Although the relationship between obesity, insulin resistance, and neurodegeneration is complex and not fully understood, there is evidence to support it.
Researchers at the Fred Hutchinson Cancer Research Center in the United States, led by Mroj Alassaf, have discovered a link between obesity and neurodegenerative disorders such as Alzheimer’s disease.
The study, which used the common fruit fly, found that a high-sugar diet, which is a hallmark of obesity, causes insulin resistance in the brain, which reduces the ability to remove neuronal debris, increasing the risk of neurodegeneration. The study, which was published in the open-access journal PLOS Biology, will have an impact on therapies designed to reduce the risk of developing neurodegenerative diseases.
Using fruit flies, the authors establish that high-sugar diets trigger insulin resistance in glia, disrupting their ability to clear neuronal debris. This research sheds light on how obesity-inducing diets may contribute to an increased risk of neurodegenerative disorders.
Mroj Alassaf
Although obesity is known to be a risk factor for neurodegenerative disorders such as Alzheimer’s and Parkinson’s disease, it is unclear how one causes the other. The new study sought to answer this question by capitalizing on similarities between humans and fruit flies.
Having previously demonstrated that a high-sugar diet causes insulin resistance in flies’ peripheral organs, the researchers turned their attention to their brains. They focused on glial cells because microglial dysfunction has been linked to neural degeneration.
Levels of the protein PI3k indicate how much a cell is able to respond to insulin. The researchers found that the high-sugar diet led to reduced PI3k levels in glial cells, indicating insulin resistance. They also looked at the fly equivalent of microglia, called ensheathing glia, whose primary function is to remove neural debris, such as degenerating axons. They observed that these glia had low levels of the protein Draper, indicating impaired function.
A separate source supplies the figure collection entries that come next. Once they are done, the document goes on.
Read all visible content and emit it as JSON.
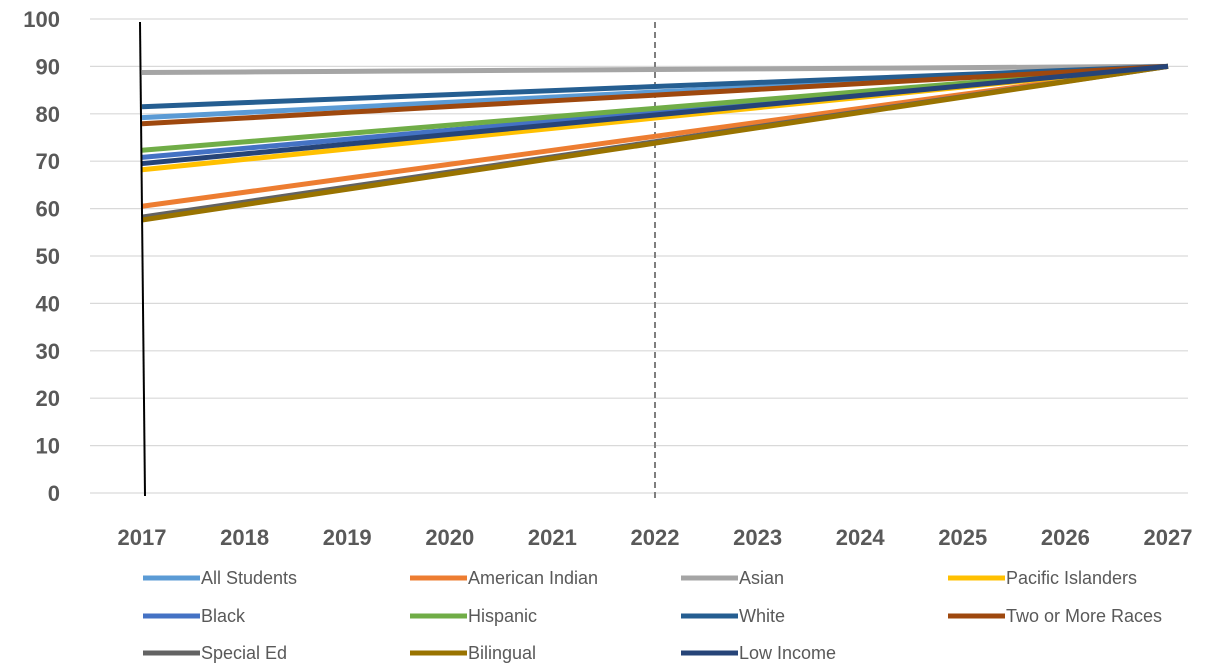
{
  "chart_data": {
    "type": "line",
    "title": "",
    "xlabel": "",
    "ylabel": "",
    "x": [
      "2017",
      "2018",
      "2019",
      "2020",
      "2021",
      "2022",
      "2023",
      "2024",
      "2025",
      "2026",
      "2027"
    ],
    "ylim": [
      0,
      100
    ],
    "y_ticks": [
      "0",
      "10",
      "20",
      "30",
      "40",
      "50",
      "60",
      "70",
      "80",
      "90",
      "100"
    ],
    "grid": true,
    "legend_position": "bottom",
    "reference_line_x": "2022",
    "series": [
      {
        "name": "All Students",
        "color": "#5B9BD5",
        "values": [
          79.2,
          80.28,
          81.36,
          82.44,
          83.52,
          84.6,
          85.68,
          86.76,
          87.84,
          88.92,
          90
        ]
      },
      {
        "name": "American Indian",
        "color": "#ED7D31",
        "values": [
          60.5,
          63.45,
          66.4,
          69.35,
          72.3,
          75.25,
          78.2,
          81.15,
          84.1,
          87.05,
          90
        ]
      },
      {
        "name": "Asian",
        "color": "#A5A5A5",
        "values": [
          88.7,
          88.83,
          88.96,
          89.09,
          89.22,
          89.35,
          89.48,
          89.61,
          89.74,
          89.87,
          90
        ]
      },
      {
        "name": "Pacific Islanders",
        "color": "#FFC000",
        "values": [
          68.2,
          70.38,
          72.56,
          74.74,
          76.92,
          79.1,
          81.28,
          83.46,
          85.64,
          87.82,
          90
        ]
      },
      {
        "name": "Black",
        "color": "#4472C4",
        "values": [
          70.8,
          72.72,
          74.64,
          76.56,
          78.48,
          80.4,
          82.32,
          84.24,
          86.16,
          88.08,
          90
        ]
      },
      {
        "name": "Hispanic",
        "color": "#70AD47",
        "values": [
          72.3,
          74.07,
          75.84,
          77.61,
          79.38,
          81.15,
          82.92,
          84.69,
          86.46,
          88.23,
          90
        ]
      },
      {
        "name": "White",
        "color": "#255E91",
        "values": [
          81.5,
          82.35,
          83.2,
          84.05,
          84.9,
          85.75,
          86.6,
          87.45,
          88.3,
          89.15,
          90
        ]
      },
      {
        "name": "Two or More Races",
        "color": "#9E480E",
        "values": [
          77.9,
          79.11,
          80.32,
          81.53,
          82.74,
          83.95,
          85.16,
          86.37,
          87.58,
          88.79,
          90
        ]
      },
      {
        "name": "Special Ed",
        "color": "#636363",
        "values": [
          58.2,
          61.38,
          64.56,
          67.74,
          70.92,
          74.1,
          77.28,
          80.46,
          83.64,
          86.82,
          90
        ]
      },
      {
        "name": "Bilingual",
        "color": "#997300",
        "values": [
          57.6,
          60.84,
          64.08,
          67.32,
          70.56,
          73.8,
          77.04,
          80.28,
          83.52,
          86.76,
          90
        ]
      },
      {
        "name": "Low Income",
        "color": "#264478",
        "values": [
          69.5,
          71.55,
          73.6,
          75.65,
          77.7,
          79.75,
          81.8,
          83.85,
          85.9,
          87.95,
          90
        ]
      }
    ]
  }
}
Further tests revealed that artificially lowering PI3k levels resulted in insulin resistance as well as low Draper levels in ensheathing glia. Finally, they demonstrated that after actually damaging olfactory neurons, the ensheathing glia in the high-sugar diet flies could not remove the degenerating axons because their Draper levels did not increase.
“Using fruit flies, the authors establish that high-sugar diets trigger insulin resistance in glia, disrupting their ability to clear neuronal debris,” the authors write. This research sheds light on how obesity-inducing diets may contribute to an increased risk of neurodegenerative disorders.”